Serious muscle injuries, like those from accidents or combat, can cause large muscle loss that leads to long-term disability. Scientists tested two treatments in mice with this kind of injury: one using a special tissue scaffold called extracellular matrix (ECM), and another using special heart-related cells called cardiosphere-derived cells (CDCs). They found that while ECM helped some with muscle recovery, adding CDCs didn’t make it better. But CDCs on their own were able to help muscles heal and get stronger over time. CDCs encouraged muscle stem cells to grow and helped form new muscle fibers, leading to bigger and stronger muscles. This means CDCs could be a promising treatment to help regenerate muscle after severe injuries.

Scientific Abstract:

Extremity trauma to military personnel and civilians commonly results in volumetric muscle loss (VML), leaving patients suffering chronic physical disability. Biomaterial-based technologies such as extracellular matrices (ECMs) are currently in clinical testing for soft tissue repair, but, in preclinical models of VML, the efficacy of ECMs is equivocal. In a murine model of VML, we investigated the effects of ECM and/or cardiosphere-derived cell (CDC) therapy; the latter improves skeletal myogenesis and muscle function in mdx mice, so we reasoned that CDCs may exert disease-modifying bioactivity in VML. While ECM alone improves functional recovery, CDCs have no additive or synergistic benefits with ECM transplantation following VML injury. However, CDCs alone are sufficient to promote muscle recovery, leading to sustained increases in muscle function throughout the study period.
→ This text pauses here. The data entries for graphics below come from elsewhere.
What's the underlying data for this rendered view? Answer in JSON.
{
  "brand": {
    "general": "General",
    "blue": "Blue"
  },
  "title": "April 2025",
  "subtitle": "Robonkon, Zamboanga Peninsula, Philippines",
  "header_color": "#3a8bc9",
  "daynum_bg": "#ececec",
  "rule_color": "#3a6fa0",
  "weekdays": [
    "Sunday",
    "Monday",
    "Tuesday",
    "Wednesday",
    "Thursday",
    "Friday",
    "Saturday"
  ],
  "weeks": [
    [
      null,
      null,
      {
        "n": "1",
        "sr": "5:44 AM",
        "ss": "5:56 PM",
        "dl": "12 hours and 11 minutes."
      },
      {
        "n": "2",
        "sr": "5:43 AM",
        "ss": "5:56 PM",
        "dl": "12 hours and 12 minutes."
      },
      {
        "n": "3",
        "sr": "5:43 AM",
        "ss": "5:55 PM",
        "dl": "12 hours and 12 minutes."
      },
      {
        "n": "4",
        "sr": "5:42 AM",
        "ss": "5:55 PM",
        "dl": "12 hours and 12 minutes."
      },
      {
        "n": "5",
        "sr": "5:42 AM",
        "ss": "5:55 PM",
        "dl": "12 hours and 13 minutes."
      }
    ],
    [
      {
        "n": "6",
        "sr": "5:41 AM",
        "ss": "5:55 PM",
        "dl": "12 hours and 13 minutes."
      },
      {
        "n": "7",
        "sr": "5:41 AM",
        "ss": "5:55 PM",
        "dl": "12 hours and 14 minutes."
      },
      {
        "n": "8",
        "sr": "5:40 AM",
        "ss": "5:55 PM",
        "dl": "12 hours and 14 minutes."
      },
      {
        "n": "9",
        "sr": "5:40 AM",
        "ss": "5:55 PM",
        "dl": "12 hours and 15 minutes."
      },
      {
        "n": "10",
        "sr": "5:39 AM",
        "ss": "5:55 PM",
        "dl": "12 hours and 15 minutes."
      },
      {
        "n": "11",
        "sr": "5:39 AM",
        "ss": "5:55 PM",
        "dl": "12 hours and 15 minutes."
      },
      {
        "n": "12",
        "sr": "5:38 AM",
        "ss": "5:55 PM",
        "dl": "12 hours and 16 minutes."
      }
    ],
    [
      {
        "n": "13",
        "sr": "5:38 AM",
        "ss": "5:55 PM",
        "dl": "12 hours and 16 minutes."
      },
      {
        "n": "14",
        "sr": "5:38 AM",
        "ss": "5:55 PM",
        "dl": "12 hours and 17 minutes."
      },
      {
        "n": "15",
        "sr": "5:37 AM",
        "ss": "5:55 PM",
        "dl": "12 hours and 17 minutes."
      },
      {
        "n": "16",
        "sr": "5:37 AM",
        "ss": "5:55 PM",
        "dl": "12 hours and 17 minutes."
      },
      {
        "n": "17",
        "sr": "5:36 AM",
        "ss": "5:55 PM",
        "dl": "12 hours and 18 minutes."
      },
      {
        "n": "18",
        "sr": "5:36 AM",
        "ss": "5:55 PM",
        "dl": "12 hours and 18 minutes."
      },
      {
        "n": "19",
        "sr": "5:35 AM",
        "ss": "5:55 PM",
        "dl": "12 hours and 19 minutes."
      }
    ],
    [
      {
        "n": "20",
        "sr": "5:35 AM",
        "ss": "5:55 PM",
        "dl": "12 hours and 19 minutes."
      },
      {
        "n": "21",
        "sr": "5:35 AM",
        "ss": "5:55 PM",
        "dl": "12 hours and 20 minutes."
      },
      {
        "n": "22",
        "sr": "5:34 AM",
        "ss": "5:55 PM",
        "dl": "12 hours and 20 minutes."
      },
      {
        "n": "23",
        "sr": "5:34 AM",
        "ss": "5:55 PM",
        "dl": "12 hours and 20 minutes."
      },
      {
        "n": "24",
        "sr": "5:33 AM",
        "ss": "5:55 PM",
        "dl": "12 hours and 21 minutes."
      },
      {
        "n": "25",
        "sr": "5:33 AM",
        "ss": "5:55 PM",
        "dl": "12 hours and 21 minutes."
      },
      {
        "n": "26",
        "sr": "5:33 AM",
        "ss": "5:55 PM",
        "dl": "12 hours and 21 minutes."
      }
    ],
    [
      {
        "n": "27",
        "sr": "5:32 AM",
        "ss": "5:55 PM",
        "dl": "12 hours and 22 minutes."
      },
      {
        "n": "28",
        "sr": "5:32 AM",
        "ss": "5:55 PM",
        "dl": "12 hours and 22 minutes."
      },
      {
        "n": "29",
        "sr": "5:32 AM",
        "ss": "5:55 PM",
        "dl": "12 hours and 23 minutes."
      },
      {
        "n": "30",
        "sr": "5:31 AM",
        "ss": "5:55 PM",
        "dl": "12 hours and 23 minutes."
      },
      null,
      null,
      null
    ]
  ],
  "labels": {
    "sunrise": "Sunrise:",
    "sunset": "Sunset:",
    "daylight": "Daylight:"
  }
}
Notably, CDCs stimulate satellite cell accumulation in the muscle defect area and hasten myogenic progression (as evidenced by qPCR gene expression profiling), leading to global increases in myofiber numbers and anterior muscle compartment volume. Together, these data implicate CDCs as a viable therapeutic candidate to regenerate skeletal muscle injured by VML.